Hubert Lucot est né en 1935, il est l'auteur d'un des plus étonnant OVNI de la littérature, Le grand graphe, livre d'une seule page de 12 m2 , aux phrases entrecroisées, d'une liberté et d'une audace inouïe.
Le grand graphe a fait l'objet d'une publication en 1990 aux éditions Tristram.

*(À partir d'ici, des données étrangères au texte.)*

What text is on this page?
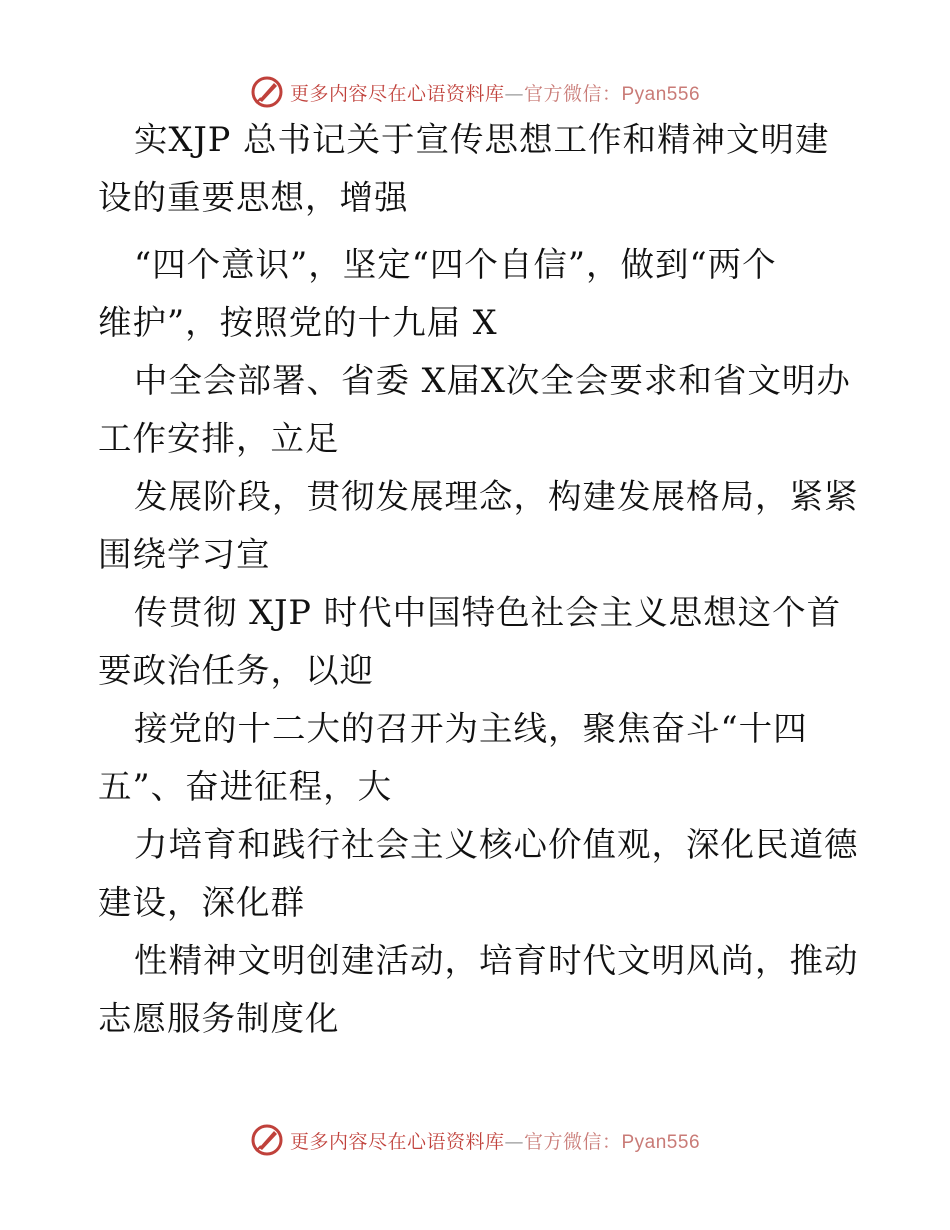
更多内容尽在心语资料库—官方微信：Pyan556
实XJP 总书记关于宣传思想工作和精神文明建
设的重要思想，增强
“四个意识”，坚定“四个自信”，做到“两个
维护”，按照党的十九届 X
中全会部署、省委 X届X次全会要求和省文明办
工作安排，立足
发展阶段，贯彻发展理念，构建发展格局，紧紧
围绕学习宣
传贯彻 XJP 时代中国特色社会主义思想这个首
要政治任务，以迎
接党的十二大的召开为主线，聚焦奋斗“十四
五”、奋进征程，大
力培育和践行社会主义核心价值观，深化民道德
建设，深化群
性精神文明创建活动，培育时代文明风尚，推动
志愿服务制度化
更多内容尽在心语资料库—官方微信：Pyan556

Composé de huit feuilles imprimées en sérigraphie, ce panoramique de 12 m2 est accompagné d'un livre, le graphe par lui-même, version linéaire du Grand graphe, que complètent des textes explicatifs.
Hubert Lucot est l'auteur d'une œuvre importante, celle ci est publiée pour l'essentiel chez P.O.L.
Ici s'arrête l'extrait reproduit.